We are highly positive on Man Wah (“MW”) in FY21E-22E, considering: 1) rapid store expansion ahead, 2) its competitive products and marketing under current promotional environment and 3) robust overseas order despite short-term FX pressure. Therefore, its valuation of 21x FY3/22E P/E and 1.2x 3 years PEG is still attractive, vs Jason furniture’s 31x and 2.3x and Oppein Home’s 32x and 2.4x.
- 1H9/21 results beat. MW’s 1H21 sales/ net profit rose by 19%/ 7% YoY, beating BBG est. (sales growth is a clear beat vs 19% consensus sales growth in FY21E). GP margin in China fell by 1.5ppt YoY, due to more renovation subsidies and sales rebates, as well as ASP drop by channel mix change. Yet, it was offset by better GP margin from other segments. Excluding losses from FX and one-off investment fair value changes, adjusted net profit would have gone up by 26%. Payout ratio was also raised to 51% in 1H21 from 44% in FY20.
- Impressive sales growth is likely to stay in near term. Group sales growth accelerated to 19% YoY in 1H21, from 14% YoY in 2H20, driven by: 1) 53% China sales growth (65%/ 50% for online/ offline) and 2) resilient US sales (only 1% sales decline in 1H21 even after a weak Apr-Jun 2020 where most production was halted). We believe growth can accelerate in 2H21E, thanks to: 1) faster store expansion amid industry consolidation, 2) more active marketing with more pop-up stores and competitive products and 3) better exports orders, as booking is already full until CNY 2021.

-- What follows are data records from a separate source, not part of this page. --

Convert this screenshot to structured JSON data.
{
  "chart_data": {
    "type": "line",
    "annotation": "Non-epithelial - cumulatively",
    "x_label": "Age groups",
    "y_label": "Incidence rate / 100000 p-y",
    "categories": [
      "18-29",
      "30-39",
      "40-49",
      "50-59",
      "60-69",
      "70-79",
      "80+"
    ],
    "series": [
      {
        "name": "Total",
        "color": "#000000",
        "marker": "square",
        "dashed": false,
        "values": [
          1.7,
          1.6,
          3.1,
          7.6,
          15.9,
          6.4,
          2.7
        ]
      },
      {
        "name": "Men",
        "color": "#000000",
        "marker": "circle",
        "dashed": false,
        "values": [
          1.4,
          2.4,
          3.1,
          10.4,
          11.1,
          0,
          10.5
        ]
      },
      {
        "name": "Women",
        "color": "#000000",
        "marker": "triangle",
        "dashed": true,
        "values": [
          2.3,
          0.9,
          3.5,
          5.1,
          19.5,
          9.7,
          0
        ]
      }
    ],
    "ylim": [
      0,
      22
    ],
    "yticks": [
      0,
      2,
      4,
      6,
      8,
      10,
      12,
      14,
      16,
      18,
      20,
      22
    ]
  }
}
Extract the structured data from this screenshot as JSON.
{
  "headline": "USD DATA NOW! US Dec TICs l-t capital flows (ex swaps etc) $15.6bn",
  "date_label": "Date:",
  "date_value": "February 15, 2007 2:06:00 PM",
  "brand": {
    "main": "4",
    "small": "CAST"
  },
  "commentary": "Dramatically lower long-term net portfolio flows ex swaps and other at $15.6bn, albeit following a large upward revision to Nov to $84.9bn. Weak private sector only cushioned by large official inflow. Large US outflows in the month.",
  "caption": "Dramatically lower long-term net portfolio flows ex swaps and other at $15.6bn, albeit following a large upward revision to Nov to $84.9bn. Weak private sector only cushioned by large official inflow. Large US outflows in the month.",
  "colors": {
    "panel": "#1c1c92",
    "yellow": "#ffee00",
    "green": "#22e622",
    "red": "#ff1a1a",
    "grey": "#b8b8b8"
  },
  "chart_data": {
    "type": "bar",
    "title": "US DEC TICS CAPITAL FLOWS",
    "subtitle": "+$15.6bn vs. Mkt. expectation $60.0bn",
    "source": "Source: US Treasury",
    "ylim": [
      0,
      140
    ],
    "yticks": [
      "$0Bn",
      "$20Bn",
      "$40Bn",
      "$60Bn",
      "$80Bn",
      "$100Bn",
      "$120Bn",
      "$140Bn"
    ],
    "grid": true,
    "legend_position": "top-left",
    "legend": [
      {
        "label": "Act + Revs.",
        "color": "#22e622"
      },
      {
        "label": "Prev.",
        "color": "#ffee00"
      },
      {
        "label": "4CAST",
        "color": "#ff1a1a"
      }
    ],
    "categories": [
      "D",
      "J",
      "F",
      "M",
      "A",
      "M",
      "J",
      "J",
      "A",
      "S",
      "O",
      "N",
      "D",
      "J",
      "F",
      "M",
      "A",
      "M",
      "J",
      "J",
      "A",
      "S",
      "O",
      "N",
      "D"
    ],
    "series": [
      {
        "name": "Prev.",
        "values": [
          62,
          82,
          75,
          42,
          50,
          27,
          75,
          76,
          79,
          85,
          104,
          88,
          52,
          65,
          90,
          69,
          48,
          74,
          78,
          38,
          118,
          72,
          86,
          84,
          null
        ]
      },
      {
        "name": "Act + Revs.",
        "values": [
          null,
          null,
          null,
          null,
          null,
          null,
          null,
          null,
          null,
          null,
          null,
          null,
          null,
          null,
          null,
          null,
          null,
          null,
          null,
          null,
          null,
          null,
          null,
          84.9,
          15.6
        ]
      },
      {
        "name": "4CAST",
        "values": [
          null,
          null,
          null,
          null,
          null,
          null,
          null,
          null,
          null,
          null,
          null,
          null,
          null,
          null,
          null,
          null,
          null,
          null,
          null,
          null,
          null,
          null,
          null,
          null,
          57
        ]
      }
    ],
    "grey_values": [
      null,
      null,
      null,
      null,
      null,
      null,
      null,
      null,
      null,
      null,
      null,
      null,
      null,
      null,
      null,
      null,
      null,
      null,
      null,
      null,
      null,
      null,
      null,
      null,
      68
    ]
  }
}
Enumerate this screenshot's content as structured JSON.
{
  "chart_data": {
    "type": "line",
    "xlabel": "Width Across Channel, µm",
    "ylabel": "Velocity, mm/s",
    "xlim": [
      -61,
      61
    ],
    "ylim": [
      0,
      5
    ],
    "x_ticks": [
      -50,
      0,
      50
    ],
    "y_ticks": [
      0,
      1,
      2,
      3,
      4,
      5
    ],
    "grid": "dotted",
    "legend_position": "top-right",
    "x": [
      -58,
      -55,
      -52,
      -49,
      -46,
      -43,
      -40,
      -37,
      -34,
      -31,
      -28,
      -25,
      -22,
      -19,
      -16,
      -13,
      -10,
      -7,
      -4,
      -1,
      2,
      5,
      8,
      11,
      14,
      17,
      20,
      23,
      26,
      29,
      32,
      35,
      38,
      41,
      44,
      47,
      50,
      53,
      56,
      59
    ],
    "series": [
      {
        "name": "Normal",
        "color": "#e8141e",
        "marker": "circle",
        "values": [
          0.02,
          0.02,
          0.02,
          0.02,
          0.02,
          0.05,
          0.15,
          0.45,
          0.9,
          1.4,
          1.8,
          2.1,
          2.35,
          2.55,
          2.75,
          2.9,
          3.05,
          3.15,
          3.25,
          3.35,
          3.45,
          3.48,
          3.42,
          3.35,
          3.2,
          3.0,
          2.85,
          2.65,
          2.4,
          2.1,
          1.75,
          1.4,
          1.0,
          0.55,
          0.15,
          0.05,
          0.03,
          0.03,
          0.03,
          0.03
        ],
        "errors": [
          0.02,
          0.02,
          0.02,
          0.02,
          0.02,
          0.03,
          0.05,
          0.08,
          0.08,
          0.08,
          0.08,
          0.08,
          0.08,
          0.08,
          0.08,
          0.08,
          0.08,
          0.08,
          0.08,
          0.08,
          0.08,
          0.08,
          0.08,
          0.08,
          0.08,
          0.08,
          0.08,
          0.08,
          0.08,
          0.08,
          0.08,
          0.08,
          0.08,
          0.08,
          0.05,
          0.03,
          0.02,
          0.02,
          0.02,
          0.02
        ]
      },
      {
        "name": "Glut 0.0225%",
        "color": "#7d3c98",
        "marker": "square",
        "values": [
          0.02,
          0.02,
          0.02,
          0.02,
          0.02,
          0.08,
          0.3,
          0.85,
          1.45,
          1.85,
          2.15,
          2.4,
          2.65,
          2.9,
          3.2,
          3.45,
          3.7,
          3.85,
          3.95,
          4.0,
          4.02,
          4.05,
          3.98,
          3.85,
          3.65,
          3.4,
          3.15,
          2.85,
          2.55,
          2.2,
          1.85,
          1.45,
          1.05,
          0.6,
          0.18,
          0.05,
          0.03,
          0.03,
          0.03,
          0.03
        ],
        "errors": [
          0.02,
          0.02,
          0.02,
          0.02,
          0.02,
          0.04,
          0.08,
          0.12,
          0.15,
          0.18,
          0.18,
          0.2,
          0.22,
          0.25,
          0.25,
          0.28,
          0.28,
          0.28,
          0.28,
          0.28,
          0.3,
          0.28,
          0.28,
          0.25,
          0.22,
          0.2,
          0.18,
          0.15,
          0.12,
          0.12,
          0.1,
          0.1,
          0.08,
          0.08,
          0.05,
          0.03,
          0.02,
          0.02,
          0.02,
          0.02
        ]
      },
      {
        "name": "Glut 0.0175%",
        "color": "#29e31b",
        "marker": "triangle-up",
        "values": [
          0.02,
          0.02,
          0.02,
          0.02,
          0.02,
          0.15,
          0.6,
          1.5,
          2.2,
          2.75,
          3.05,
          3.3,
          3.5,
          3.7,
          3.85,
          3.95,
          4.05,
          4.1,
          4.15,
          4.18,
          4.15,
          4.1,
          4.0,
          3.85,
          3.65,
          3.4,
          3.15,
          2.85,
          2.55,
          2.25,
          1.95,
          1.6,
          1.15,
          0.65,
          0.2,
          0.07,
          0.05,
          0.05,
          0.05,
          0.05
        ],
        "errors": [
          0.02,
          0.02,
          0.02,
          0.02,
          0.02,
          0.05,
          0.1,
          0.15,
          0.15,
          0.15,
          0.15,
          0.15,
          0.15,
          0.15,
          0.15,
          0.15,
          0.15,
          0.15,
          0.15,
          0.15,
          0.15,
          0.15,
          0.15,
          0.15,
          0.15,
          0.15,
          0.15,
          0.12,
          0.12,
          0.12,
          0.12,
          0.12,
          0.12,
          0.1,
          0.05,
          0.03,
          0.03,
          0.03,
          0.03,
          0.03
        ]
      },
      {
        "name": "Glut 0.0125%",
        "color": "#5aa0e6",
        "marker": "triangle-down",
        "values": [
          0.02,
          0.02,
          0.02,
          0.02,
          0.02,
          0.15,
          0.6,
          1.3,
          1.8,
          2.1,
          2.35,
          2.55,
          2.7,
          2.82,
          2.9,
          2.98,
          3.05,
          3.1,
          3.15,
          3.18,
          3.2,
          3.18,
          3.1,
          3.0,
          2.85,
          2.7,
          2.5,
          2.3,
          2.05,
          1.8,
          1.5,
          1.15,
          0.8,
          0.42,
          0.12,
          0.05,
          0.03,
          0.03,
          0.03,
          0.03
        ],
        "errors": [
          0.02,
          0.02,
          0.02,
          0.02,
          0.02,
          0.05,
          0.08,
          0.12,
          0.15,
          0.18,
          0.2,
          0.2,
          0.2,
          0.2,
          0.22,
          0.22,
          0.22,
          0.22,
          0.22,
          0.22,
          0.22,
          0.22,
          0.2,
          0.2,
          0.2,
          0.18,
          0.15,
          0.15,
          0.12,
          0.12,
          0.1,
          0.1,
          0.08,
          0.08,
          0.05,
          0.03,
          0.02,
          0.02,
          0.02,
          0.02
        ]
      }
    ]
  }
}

- Rapid store expansion in China just started. MW believes now is the best time to expand as more quality space in shopping mall has been freed up due to industry consolidation after COVID-19, and they are also penetrating faster into lower tier cities. 658 new stores were opened in 1H21 (~30% YoY growth), speeding up from 260 stores in 2H20 (~10% YoY growth). Management expects at least 400 new stores in 2H20E and 5,000 total stores should be achievable in three years (by FY23E).
- New CEO to boost efficiency through digitalization. MW recently hired a new CEO Feng Guo Hua, who was GM of the Greater China Corporate Service Department of Microsoft (China) from 2016 to 2020. Before that, he was a VP and managing partner at IBM Global Business Consulting Service Department. During the results briefing, he pointed out that MW could refine various areas through digitalization, such as: operation efficiency, customer relationship management & marketing and overseas businesses.
- Still have room for further EPS upgrades and valuation re-rating. We believe consensus numbers may be revised up after earnings beat, and further re-rating can be enhanced by more buying from southbound investors. According to BBG’s est. the counter is trading at 21x FY20E P/E and 1.2x PEG, which is still undemanding vs industry’s 23x and 2.1x.